Aux États-Unis, la police tue plus de trois personnes par jour

Selon l'association Mapping Police Violence, 1.176 décès ont été recensés en 2022, deux ans après les manifestations ayant suivi la mort de George Floyd. Un chiffre particulièrement élevé, malgré quelques progrès dans les villes les plus progressistes du pays.

Slate – L’année 2022 a été celle où la police américaine a tué le plus de monde depuis au moins dix ans : 1.176 décès ont été recensés selon le rapport de l’association américaine Mapping Police Violence, qui recense et cartographie les violences policières à partir de rapports, d’articles et des chiffres d’ONG. Soit plus de trois morts par jour. Du jamais-vu, selon l’association créée en 2015.

Samuel Sinyangwe, le fondateur de Mapping Police Violence, affirme néanmoins que cette hausse n’a pas été une grande surprise, précisant que «les recherches [de l’association] suggèrent que la dernière décennie a eu le taux de violences policières fatales le plus haut depuis au moins quarante ou cinquante ans».

Beaucoup de victimes, mais peu de criminels violents

L’une des principales conclusions de ces chiffres est qu’il n’y a pas de corrélation entre les crimes violents et le nombre de décès causés par la police. «Seulement un tiers des personnes tuées étaient en train de commettre ou avaient commis un crime violent. Dans le reste des cas, les personnes étaient impliquées dans des délits ou des crimes non violents, ou n’étaient d’ailleurs même pas soupçonnées de crime du tout.
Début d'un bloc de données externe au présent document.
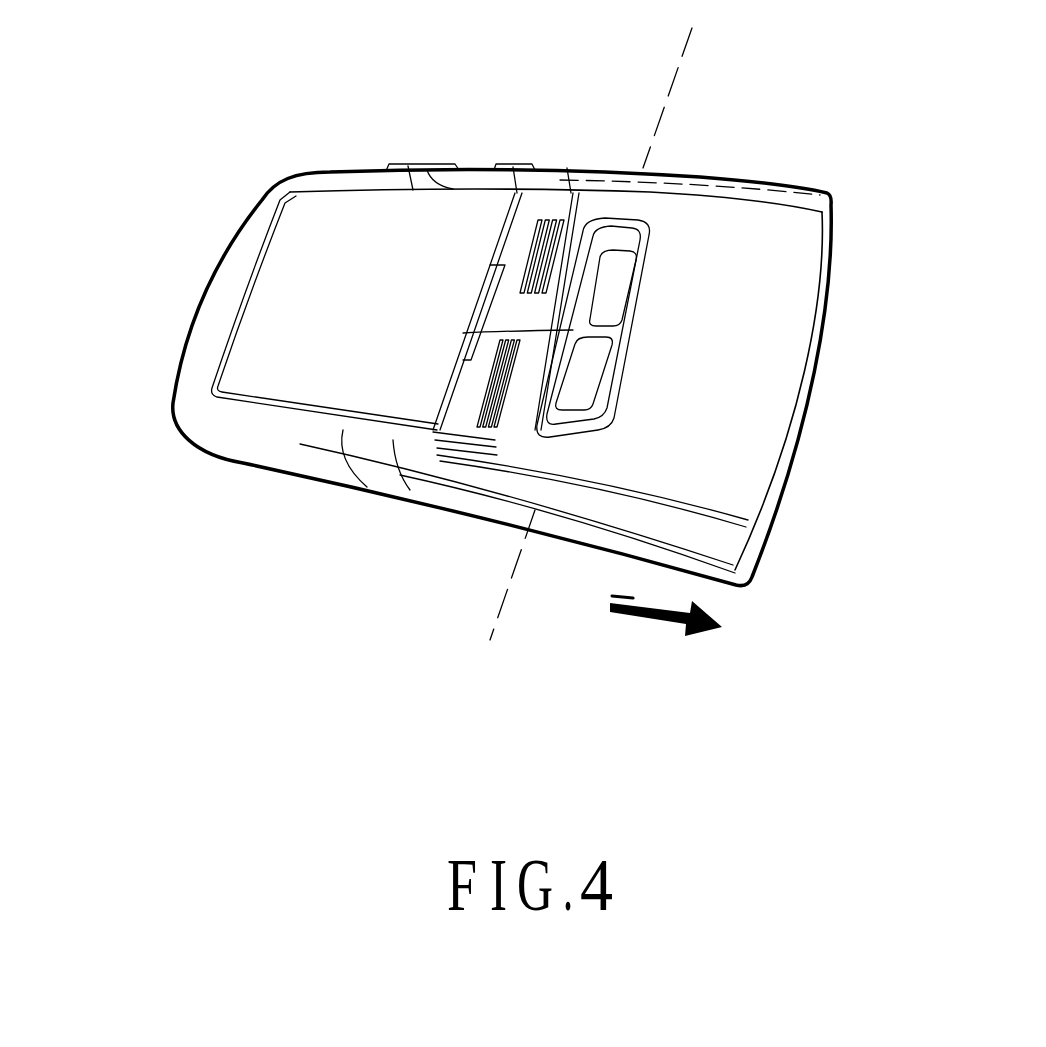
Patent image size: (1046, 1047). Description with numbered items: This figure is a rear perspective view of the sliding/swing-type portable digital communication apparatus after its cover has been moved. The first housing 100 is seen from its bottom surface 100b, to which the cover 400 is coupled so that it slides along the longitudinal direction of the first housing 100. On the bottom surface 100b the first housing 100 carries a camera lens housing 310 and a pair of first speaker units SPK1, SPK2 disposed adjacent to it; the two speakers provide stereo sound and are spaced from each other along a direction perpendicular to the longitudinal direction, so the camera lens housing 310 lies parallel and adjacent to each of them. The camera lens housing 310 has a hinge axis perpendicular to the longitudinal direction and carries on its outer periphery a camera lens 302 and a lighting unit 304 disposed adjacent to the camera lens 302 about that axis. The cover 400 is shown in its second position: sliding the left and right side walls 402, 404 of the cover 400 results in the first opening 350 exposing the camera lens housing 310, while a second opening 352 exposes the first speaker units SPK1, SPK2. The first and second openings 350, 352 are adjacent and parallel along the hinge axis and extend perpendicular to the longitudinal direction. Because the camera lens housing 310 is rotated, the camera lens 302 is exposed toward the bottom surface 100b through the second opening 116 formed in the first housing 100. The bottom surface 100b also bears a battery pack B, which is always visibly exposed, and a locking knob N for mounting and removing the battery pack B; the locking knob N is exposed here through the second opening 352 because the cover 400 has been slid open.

The first housing 100 is at (206, 278).
The bottom surface 100b is at (193, 380).
The second opening 116 is at (463, 333).
The battery pack B is at (293, 237).
The locking knob N is at (487, 277).
The left side wall 402 is at (515, 192).
The second opening 352 is at (575, 195).
The first speaker unit SPK1 is at (549, 218).
The first speaker unit SPK2 is at (464, 418).
The camera lens housing 310 is at (637, 227).
The camera lens 302 is at (623, 275).
The lighting unit 304 is at (590, 377).
The cover 400 is at (845, 401).
The first opening 350 is at (568, 430).
The right side wall 404 is at (500, 512).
Un tiers étaient en train de s’enfuir quand elles ont été tuées.»

La plupart des interventions ayant causé des morts étaient ainsi «des contrôles routiers, des interventions à la suite d’épisodes de troubles mentaux, pour des troubles domestiques ou à l’ordre publique et dans des situations où aucun crime n’avait été reporté».

Pas de lien non plus entre le taux de criminalité dans une certaine zone géographique et le nombre de morts imputés à la police. Des villes avec un taux de criminalité similaire peuvent ainsi avoir des taux de violences policières très différent. Exemple: Samuel Sinyangwe, qui vit à Orlando (Floride), estime que «ce n’est pas du tout la pire ville en matière de crimes ou d’homicides». Pourtant, la police y tue en moyenne 7,5 personnes par an, ce qui place la ville à la douzième place dans un classement incluant les cinquante plus grandes villes américaines.
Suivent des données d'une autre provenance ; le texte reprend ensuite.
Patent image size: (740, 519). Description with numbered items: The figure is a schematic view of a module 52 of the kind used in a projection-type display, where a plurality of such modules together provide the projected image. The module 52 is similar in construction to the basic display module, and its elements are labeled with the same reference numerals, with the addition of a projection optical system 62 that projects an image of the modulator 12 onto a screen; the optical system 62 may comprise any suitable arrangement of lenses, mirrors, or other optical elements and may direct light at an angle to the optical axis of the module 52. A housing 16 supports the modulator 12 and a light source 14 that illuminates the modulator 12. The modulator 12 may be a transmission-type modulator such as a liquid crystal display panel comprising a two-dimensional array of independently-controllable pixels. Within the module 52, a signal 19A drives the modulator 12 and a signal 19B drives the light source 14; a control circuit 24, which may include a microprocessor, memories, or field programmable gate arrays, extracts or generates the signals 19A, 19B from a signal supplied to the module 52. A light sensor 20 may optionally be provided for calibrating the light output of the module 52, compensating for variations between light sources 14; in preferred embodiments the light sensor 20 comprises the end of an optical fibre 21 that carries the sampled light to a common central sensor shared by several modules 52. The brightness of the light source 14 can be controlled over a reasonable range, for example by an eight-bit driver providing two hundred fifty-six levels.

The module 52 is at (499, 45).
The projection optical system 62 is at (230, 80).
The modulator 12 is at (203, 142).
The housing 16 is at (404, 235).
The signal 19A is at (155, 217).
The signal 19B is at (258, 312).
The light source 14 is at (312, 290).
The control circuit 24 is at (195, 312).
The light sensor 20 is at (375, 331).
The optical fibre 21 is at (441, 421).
Pour le fondateur de Mapping Police Violence, «il y a donc un autre facteur qui détermine comment la police réagit. Pourquoi, dans la même situation, certains départements de police vont répondre par la violence et d’autres non.» Il évoque une piste: les différences de politiques vis-à-vis de la police selon les États et les villes.

La situation empire dans les villes les plus conservatrices

L’analyse des effets, sur les statistiques de 2022, des différentes mesures récemment adoptées concernant les violences policières tend à lui donner raison. Après les manifestations du mouvement Black Lives Matter en 2020, beaucoup voulaient réduire les effectifs de la police et rediriger les fonds vers d’autres dépenses. Depuis, Samuel Sinyangwe a relevé qu’«il y a eu des progrès vis-à-vis des violences policières dans les villes progressistes qui sont allées dans cette direction. Mais en contrepartie, les chiffres ont empiré dans les zones les plus conservatrices du pays.»
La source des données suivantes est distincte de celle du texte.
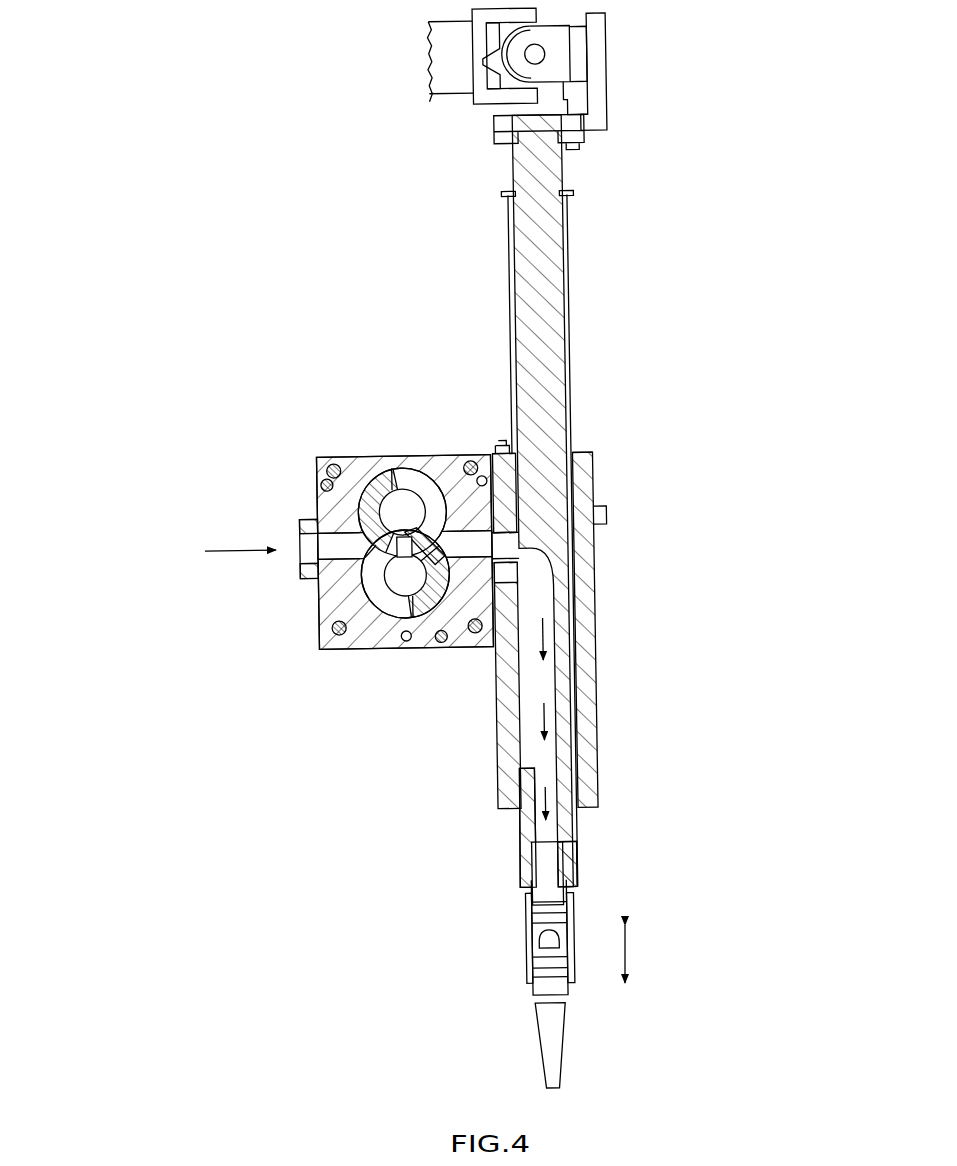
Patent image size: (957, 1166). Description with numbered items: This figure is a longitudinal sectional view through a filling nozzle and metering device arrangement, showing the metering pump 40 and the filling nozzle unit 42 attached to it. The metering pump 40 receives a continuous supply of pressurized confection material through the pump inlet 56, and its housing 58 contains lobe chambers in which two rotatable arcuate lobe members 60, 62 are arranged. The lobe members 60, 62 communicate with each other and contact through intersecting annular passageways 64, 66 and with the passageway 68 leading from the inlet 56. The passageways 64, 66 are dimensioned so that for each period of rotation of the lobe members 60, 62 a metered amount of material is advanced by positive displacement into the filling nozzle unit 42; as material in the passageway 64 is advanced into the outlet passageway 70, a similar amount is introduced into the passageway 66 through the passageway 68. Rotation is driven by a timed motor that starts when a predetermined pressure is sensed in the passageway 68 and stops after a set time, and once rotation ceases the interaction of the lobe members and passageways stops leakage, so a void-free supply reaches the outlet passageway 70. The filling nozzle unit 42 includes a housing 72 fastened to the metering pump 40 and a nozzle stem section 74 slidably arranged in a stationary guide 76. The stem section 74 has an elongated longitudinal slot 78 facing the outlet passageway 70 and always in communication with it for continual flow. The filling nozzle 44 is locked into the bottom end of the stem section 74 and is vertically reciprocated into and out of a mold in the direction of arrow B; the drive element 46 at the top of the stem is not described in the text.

The metering pump 40 is at (348, 545).
The filling nozzle unit 42 is at (590, 443).
The filling nozzle 44 is at (565, 1045).
The drive coupling 46 is at (426, 65).
The pump inlet 56 is at (300, 560).
The housing 58 is at (407, 649).
The lobe member 60 is at (415, 492).
The lobe member 62 is at (389, 618).
The annular passageway 64 is at (439, 492).
The annular passageway 66 is at (372, 590).
The passageway 68 is at (342, 535).
The outlet passageway 70 is at (465, 580).
The housing 72 is at (596, 493).
The nozzle stem section 74 is at (561, 309).
The stationary guide 76 is at (572, 389).
The elongated longitudinal slot 78 is at (517, 741).
The arrow B is at (628, 957).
Ainsi, le nombre de personnes tuées par la police en zone urbaine, plus progressive, a baissé en 2022. A contrario, le nombre de morts dans les zones rurales et plus conservatrices, avec des départements de shérifs de comtés, est à son plus haut niveau jamais enregistré. L’expert observe notamment que «les départements de shérifs de comtés représentaient 36% de toutes les morts causées par la police en 2022. Il y a dix ans, ils ne représentaient que 25% des cas. Et la hausse a été graduelle, donc c’est possible qu’elle continue durant les années qui suivent.»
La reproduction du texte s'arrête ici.